Backswing Interference in Professional Baseball and College Baseball
When a batter swings through a pitch and makes contact with the catcher (his mitt or his person) during his backswing, the ball is delayed dead. If the catcher throws and the throw directly retires the runner, the interference is disregarded. Otherwise, the ball is dead and runners return to TOP bases. [OBR Rule 6.06(c) CMT]; [NCAA Rule 6-2d-2]

If the batter swings, the ball is not caught, and the backswing hits the catcher, the ball is dead and the batter is out. [PBUC]; [NCAA Rule 6-2d-1).

In this video example, R1 is stealing. The batter hits the catcher with his backswing and the catcher does not throw. This is backswing interference and R1 is returned to 1B.

In this video example, R1 is stealing. The batter strikes out and his backswing hits the catcher. The catcher’s throw does not retire R1, so the batter is out and R1 must return to 1B.

In this video example, R1 is stealing. The batter hits the catcher with his backswing and the catcher’s throw does not retire R1. Since the initial throw did not retire R1, he must return to 1B even though R1 is out on subsequent play.

Backswing Interference in High School
Inexplicably, the National Federation of High Schools rule on backswing interference is an immediate dead ball, the batter is out for interference, and all runners must return to TOP bases.

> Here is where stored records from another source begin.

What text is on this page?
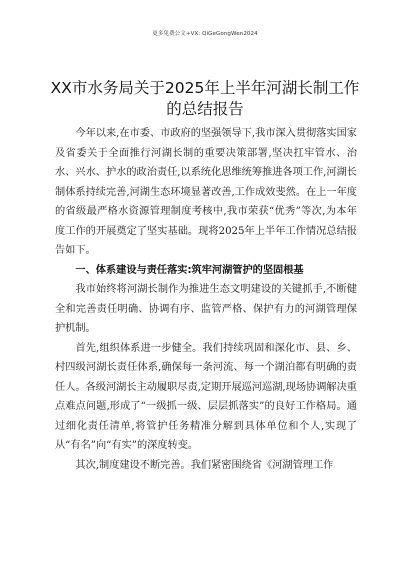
更多免费公文+VX: QiGeGongWen2024
XX市水务局关于2025年上半年河湖长制工作的总结报告

今年以来,在市委、市政府的坚强领导下,我市深入贯彻落实国家及省委关于全面推行河湖长制的重要决策部署,坚决扛牢管水、治水、兴水、护水的政治责任,以系统化思维统筹推进各项工作,河湖长制体系持续完善,河湖生态环境显著改善,工作成效斐然。在上一年度的省级最严格水资源管理制度考核中,我市荣获“优秀”等次,为本年度工作的开展奠定了坚实基础。现将2025年上半年工作情况总结报告如下。

一、体系建设与责任落实:筑牢河湖管护的坚固根基

我市始终将河湖长制作为推进生态文明建设的关键抓手,不断健全和完善责任明确、协调有序、监管严格、保护有力的河湖管理保护机制。

首先,组织体系进一步健全。我们持续巩固和深化市、县、乡、村四级河湖长责任体系,确保每一条河流、每一个湖泊都有明确的责任人。各级河湖长主动履职尽责,定期开展巡河巡湖,现场协调解决重点难点问题,形成了“一级抓一级、层层抓落实”的良好工作格局。通过细化责任清单,将管护任务精准分解到具体单位和个人,实现了从“有名”向“有实”的深度转变。

其次,制度建设不断完善。我们紧密围绕省《河湖管理工作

I kicked the call by enforcing the pro rule at a high school game. Of course, no one in the ball park (including my partner) knew I had made the mistake. Heck, I spoke with a state rules interpreter later in the year that didn't know the high school rule off the top of his head (he is also a college official). But that's our job, right? This is one of those plays that occur from time to time, and you need to be aware of the rules differences at the various levels.


Jesse said...

Glad your back! was missing your posts!

Anonymous said...

Hi, my name is Reid Patterson, I was hit in the side of mask while catching about 2 weeks ago. I play for my high school. We are part of NEPSAC, (New England Prep School Athletic Conference) so the bases were loaded and the batter had his back foot on the line of the batters box. He was a lefty. So the ball was hit over the third baseman and I am told that I went straight down hard. I had on a hockey style mask. I dont remember if I stood up and then fell or if I went down on contact. I do remember seeing that my right foot was still where I was when I went into the crouch. Everyone was watching the ball BUT the pitcher he came right over and the ump (not to criticize) was a little girl about every pitch he would either push me a little if it was heading for the dirt or he would move off to the side. I believe he moved off to the side and did not actually see what happened. I heard him say "catcher's interference" to my coach. I was too weak to get up and yell. can you shine some light on this for me?

Thank you!

yawetag said...

I had backswing interference in a high school game this year, too. When it happened, I called it; my next thought was "I know OBR and NCAA are different than NFHS, but which way does it go?"

I guessed correctly and confirmed it after the game. :)

Pete Reiser said...

Welcome, Reid.

It sounds like you were hit on the backswing, but it was not interference by you or the batter. There is no infraction in the situation you describe - unless the batter intentionally hit you.